Protecting Your Gums at Home
Whether you’ve had a procedure or you’re trying to prevent things from getting worse, daily habits are the foundation. The three-year brushing study mentioned earlier found that both electric and manual toothbrush users saw recession decrease over time, with no adverse effects on gum tissue from either tool. The key variable wasn’t the brush type but the awareness of brushing more gently. Aggressive brushing is one of the most common causes of recession in people who don’t have gum disease.
Use a soft-bristled brush, angle it toward the gumline at about 45 degrees, and use short gentle strokes or small circles. If you tend to scrub hard, an electric toothbrush with a pressure sensor can help retrain your technique. Floss daily, since plaque between teeth drives the inflammation that destroys gum attachment.

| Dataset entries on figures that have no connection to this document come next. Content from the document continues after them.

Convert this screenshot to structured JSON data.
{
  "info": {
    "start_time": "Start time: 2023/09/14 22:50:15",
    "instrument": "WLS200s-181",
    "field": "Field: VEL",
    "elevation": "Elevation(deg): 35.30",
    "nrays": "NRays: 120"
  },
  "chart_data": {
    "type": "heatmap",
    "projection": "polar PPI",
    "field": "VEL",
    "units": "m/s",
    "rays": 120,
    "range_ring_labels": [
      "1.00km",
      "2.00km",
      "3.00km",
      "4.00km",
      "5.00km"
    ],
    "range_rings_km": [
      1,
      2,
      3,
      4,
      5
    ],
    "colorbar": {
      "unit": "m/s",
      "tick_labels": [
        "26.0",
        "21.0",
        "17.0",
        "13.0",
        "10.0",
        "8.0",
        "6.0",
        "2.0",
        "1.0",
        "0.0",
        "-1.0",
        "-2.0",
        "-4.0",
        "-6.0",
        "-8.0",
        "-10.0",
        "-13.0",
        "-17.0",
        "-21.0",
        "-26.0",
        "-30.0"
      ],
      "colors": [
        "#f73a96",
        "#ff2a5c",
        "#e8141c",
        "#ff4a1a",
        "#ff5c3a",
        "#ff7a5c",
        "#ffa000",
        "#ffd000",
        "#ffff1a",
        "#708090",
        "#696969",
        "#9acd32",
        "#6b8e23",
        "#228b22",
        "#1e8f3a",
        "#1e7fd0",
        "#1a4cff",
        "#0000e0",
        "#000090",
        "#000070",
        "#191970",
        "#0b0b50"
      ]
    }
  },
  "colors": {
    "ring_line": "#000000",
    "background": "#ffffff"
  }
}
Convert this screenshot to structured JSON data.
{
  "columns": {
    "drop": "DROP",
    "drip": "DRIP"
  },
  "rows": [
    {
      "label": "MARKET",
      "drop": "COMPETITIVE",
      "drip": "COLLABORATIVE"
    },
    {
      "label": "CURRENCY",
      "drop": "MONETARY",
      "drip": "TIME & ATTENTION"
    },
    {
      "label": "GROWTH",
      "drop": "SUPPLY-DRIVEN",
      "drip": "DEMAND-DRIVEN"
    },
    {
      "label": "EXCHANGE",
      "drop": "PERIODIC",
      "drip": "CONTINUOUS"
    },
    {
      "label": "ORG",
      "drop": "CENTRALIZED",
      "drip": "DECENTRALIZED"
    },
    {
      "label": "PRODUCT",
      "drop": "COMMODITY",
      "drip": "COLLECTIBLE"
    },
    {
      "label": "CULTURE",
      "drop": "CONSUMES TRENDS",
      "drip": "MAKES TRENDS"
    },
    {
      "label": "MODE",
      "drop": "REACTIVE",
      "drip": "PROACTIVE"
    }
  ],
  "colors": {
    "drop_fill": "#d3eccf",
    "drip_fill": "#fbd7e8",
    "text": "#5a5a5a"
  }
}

Nutritionally, vitamin C is essential for collagen production, and collagen is the structural protein your gums are largely made of. CoQ10, an antioxidant your cells use for energy production, has shown promise as a supplement alongside professional cleaning. In one study, 120 mg daily of CoQ10 taken after scaling and root planing improved periodontal outcomes compared to cleaning alone. Doses up to 1,200 mg daily have shown no adverse effects, though 120 mg is a reasonable starting point.
Quitting smoking, managing grinding or clenching with a night guard, and keeping up with regular cleanings every three to six months round out the core prevention strategy. None of these will regrow lost tissue, but they create the conditions where professional treatments succeed and further loss stops.